Monday, March 28, 2011

Serving God in our Patients

In 2009 I had the privilege of spending two days at the Swami Vivekananda Hospital in Saragur, India. (See here for a post about my visit.) Since that visit I've followed a blog by Dr. R. Balasubramianiam ("Balu"), founder of the Swami Vivekananda Youth Movement, sponsor of the hospital.

In a recent post, Balu wrote about Dr Swaminath ("Swami"), a psychiatrist in Bangalore who has visited the Saragur hospital every month for fifteen years. Swami sees 35-40 patients at each visit. Along with colleagues, Swami founded Chittadhama, a refuge for homeless mentally ill. Balu visited Chittadhama, and wrote about it as follows:
Swami confided in me that he was concerned that Chittadhama be able to provide every person who came in looking for solace and treatment, with food to eat to their heart’s content. He was narrating how these people are misunderstood and consequently ill-treated by their families and society. Many of them go without baths for months and eat only when some kind-hearted soul gives them food...This is a place where one can give so much to people - people who will truly make us feel privileged and happy that we are given an opportunity to serve the God in them.
Although I'm a secular person in terms of theological beliefs, I regard health care as a calling, and Balu's comment about "serving the God" in one's patients resonated. I Googled Dr. Swaminath and found links to excellent articles in the Indian Journal of Psychiatry on doctor-patient communication, psychoeducation, "cinemadness," truth telling, and counterfeit drugs. I was struck by the overlap of our interests in ethics, clinical practice, and health policy.

Over the years I've thought a lot about where the health care "calling" comes from for those who do not base their calling on an explicit theology. I believe that being part of a community with a shared ethical commitment is part of the ground for a "non-theological" calling. To my understanding, Balu's concept of "serving God in our patients" is essentially the same as my belief that the right orientation towards our patients is the form of "love" that Martin Buber conceptualized as "I-Thou."

Internet and search engines create potential for a global moral community. I feel moral solidarity with Dr. Swaminath, a fellow psychiatrist who I will probably never meet.

Monday, March 21, 2011

Insurance Executive Compensation and Medical Ethics

The uproar in Massachusetts about the golden parachute given to the former Blue Cross Blue Shield CEO that I posted about two weeks ago refuses to go away, as evidenced by the first two paragraphs in a front page story in yesterday's Boston Globe:
The doctor was angry. Not long after Blue Cross Blue Shield of Massachusetts urged him and other health care providers to keep their costs down, the insurer this month disclosed it had agreed to an $11 million payout for its former chief executive. In a terse voicemail, the physician told Blue Cross: You have a credibility problem.

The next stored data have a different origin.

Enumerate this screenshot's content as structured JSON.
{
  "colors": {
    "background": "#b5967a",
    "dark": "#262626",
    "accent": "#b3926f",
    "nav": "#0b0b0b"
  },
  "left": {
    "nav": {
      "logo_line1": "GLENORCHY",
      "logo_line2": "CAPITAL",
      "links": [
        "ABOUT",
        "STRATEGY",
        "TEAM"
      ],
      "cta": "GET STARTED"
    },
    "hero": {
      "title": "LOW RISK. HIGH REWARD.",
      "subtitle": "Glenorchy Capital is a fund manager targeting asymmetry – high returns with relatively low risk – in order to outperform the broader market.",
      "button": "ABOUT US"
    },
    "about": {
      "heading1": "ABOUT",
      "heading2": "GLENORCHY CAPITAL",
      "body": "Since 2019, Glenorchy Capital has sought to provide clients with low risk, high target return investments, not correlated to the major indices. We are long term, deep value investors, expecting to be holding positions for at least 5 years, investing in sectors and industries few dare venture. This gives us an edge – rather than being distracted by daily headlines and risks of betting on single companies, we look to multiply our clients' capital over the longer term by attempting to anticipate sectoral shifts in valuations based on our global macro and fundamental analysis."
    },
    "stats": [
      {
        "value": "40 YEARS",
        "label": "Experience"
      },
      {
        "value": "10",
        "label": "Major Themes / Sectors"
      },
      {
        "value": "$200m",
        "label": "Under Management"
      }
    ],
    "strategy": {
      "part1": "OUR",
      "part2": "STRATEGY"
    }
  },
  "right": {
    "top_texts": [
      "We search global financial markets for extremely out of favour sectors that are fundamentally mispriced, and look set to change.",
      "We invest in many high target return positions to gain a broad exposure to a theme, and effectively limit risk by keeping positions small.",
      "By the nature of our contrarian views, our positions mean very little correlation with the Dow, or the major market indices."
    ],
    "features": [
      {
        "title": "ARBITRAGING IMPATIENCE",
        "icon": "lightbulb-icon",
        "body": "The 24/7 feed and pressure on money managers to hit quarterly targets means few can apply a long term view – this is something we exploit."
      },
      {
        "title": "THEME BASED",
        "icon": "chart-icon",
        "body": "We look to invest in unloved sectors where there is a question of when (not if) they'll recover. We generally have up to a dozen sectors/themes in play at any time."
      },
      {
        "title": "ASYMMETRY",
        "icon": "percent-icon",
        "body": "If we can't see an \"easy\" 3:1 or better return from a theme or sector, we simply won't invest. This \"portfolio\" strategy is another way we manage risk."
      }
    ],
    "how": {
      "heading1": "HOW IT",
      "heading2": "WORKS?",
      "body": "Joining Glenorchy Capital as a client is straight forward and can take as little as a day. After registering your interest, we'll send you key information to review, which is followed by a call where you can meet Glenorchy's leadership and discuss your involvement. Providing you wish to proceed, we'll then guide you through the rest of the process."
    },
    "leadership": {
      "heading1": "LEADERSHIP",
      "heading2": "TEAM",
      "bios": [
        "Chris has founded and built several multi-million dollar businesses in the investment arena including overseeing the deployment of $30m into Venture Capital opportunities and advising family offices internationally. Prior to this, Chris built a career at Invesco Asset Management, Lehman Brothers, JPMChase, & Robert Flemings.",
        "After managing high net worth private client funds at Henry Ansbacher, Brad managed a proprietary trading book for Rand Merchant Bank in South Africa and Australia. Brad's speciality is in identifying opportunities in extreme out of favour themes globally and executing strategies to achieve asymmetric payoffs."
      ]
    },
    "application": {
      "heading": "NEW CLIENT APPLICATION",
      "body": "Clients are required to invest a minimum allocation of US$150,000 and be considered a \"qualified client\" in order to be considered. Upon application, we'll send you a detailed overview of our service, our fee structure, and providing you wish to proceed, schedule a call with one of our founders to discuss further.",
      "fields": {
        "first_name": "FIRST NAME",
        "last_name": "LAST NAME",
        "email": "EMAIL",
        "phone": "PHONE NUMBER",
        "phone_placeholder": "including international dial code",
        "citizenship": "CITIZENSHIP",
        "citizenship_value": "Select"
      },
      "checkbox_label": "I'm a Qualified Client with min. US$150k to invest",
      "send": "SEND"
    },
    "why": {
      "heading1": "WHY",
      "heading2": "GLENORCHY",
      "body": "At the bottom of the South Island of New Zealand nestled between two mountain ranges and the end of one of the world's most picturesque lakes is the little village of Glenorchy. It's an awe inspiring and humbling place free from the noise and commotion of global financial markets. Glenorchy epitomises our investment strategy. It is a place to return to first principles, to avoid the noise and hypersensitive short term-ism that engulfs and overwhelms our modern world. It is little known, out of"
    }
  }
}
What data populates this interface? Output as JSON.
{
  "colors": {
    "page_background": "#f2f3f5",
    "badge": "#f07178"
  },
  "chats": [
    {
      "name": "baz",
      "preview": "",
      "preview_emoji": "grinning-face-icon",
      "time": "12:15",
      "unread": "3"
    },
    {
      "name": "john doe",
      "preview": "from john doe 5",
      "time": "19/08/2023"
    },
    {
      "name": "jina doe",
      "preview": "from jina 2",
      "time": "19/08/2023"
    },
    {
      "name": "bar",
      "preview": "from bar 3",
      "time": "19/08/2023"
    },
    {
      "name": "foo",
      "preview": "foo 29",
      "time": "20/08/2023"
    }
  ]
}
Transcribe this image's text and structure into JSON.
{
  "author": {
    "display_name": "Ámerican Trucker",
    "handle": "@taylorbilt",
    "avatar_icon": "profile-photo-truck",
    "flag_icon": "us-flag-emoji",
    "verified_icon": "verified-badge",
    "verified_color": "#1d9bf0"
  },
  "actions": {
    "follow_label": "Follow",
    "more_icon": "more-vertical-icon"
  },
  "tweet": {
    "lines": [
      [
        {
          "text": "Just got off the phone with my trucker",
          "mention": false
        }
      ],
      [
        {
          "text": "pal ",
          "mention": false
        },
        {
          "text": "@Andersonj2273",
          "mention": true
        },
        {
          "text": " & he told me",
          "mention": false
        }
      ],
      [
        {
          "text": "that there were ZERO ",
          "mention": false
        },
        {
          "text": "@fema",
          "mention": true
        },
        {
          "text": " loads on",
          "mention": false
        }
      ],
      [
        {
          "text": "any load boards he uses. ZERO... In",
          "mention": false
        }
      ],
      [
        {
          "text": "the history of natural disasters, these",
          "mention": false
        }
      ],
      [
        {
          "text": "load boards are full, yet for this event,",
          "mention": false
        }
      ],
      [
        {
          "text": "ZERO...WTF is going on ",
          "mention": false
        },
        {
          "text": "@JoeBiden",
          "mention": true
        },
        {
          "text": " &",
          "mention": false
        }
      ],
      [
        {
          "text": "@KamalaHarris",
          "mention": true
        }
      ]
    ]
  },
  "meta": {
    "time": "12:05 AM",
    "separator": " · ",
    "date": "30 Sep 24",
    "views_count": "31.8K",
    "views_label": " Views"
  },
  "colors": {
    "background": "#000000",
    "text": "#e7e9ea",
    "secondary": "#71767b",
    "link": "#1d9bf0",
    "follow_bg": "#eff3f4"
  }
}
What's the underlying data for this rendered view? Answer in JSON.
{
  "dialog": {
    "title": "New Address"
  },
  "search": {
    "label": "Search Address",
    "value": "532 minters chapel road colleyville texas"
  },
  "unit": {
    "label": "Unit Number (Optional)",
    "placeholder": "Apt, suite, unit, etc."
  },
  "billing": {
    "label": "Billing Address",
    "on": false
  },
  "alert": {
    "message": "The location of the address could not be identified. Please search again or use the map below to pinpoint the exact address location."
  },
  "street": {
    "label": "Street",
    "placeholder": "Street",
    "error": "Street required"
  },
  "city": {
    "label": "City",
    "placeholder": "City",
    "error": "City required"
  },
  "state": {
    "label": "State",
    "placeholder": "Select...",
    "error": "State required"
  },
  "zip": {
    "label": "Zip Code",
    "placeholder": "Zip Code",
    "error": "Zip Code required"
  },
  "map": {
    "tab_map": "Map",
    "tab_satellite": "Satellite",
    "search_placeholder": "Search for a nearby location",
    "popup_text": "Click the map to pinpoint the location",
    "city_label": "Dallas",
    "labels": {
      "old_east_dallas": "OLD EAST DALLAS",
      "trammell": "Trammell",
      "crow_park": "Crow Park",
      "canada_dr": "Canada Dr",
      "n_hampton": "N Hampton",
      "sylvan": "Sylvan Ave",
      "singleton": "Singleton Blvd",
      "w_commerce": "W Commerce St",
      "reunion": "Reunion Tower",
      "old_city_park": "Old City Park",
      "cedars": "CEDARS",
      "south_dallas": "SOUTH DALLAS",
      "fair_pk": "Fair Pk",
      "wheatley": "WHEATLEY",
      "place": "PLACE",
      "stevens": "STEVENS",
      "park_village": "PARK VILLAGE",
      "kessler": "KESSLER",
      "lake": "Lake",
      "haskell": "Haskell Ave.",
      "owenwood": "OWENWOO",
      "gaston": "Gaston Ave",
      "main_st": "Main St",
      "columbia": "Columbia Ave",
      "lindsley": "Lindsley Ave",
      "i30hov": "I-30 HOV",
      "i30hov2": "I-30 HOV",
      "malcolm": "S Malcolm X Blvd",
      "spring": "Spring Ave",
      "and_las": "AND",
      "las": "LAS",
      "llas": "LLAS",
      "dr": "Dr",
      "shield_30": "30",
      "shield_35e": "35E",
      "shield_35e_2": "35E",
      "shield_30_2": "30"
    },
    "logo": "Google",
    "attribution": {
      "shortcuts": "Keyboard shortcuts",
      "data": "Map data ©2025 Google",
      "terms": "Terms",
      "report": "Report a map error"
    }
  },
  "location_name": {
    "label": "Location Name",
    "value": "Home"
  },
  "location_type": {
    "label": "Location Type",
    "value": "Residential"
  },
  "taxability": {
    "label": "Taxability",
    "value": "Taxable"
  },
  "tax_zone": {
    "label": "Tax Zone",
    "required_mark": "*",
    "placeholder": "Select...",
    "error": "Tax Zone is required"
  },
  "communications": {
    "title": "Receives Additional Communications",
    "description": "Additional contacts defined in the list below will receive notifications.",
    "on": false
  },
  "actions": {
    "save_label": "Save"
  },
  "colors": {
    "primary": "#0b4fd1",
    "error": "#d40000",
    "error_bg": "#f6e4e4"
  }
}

It was the kind of call Andrew Dreyfus expected. Hired as chief executive of Blue Cross last fall, Dreyfus has been championing affordability — prodding payers and providers to work together to rein in the price of medical care following years of double-digit insurance premium increases. Then came the uproar over millions of dollars collected by his predecessor, Cleve L. Killingsworth, and headlines about five-figure annual fees paid to board members. Suddenly, the talk about lowering health care costs rang hollow.
The doctor was right!

The issue isn't dollars and cents economics. By my back of the envelope calculation, if the top 50 executives at Massachusetts Blue Cross Blue Shield worked for free and received only a handshake on retiring, there would be no visible impact on the cost of insurance for members and employers.

What's at stake is the challenge of integrating the two fundamental values a health system must serve: fidelity to the needs of individual patients and stewardship of society's resources to allow access to health care for all.

When one group (clinicians) is charged with protecting fidelity, and another (insurers) is charged with protecting stewardship, human nature and group psychology inevitably leads to mutual suspicion. Clinicians can see insurers as "uncaring bean counters." Insurers can see clinicians as narcissists who feel entitled to spend other people's money in an unchecked manner. In the 1990s, these reactions ran amok, leading to the demise of managed care.

Tension between those who are directly responsible for patient care and those who are directly responsible for stewardship of collective funds isn't peculiar to the United States. I observed the same tension in England between clinicians and the National Health Service. The tension arises from a classical good v good conflict. It is good to care about patients and to seek to do everything possible for them (fidelity). And it is good to care about containing health care costs so that individuals and society have the wherewithal to address other important areas of life (stewardship). As important as health care is, individuals and societies have other interests as well!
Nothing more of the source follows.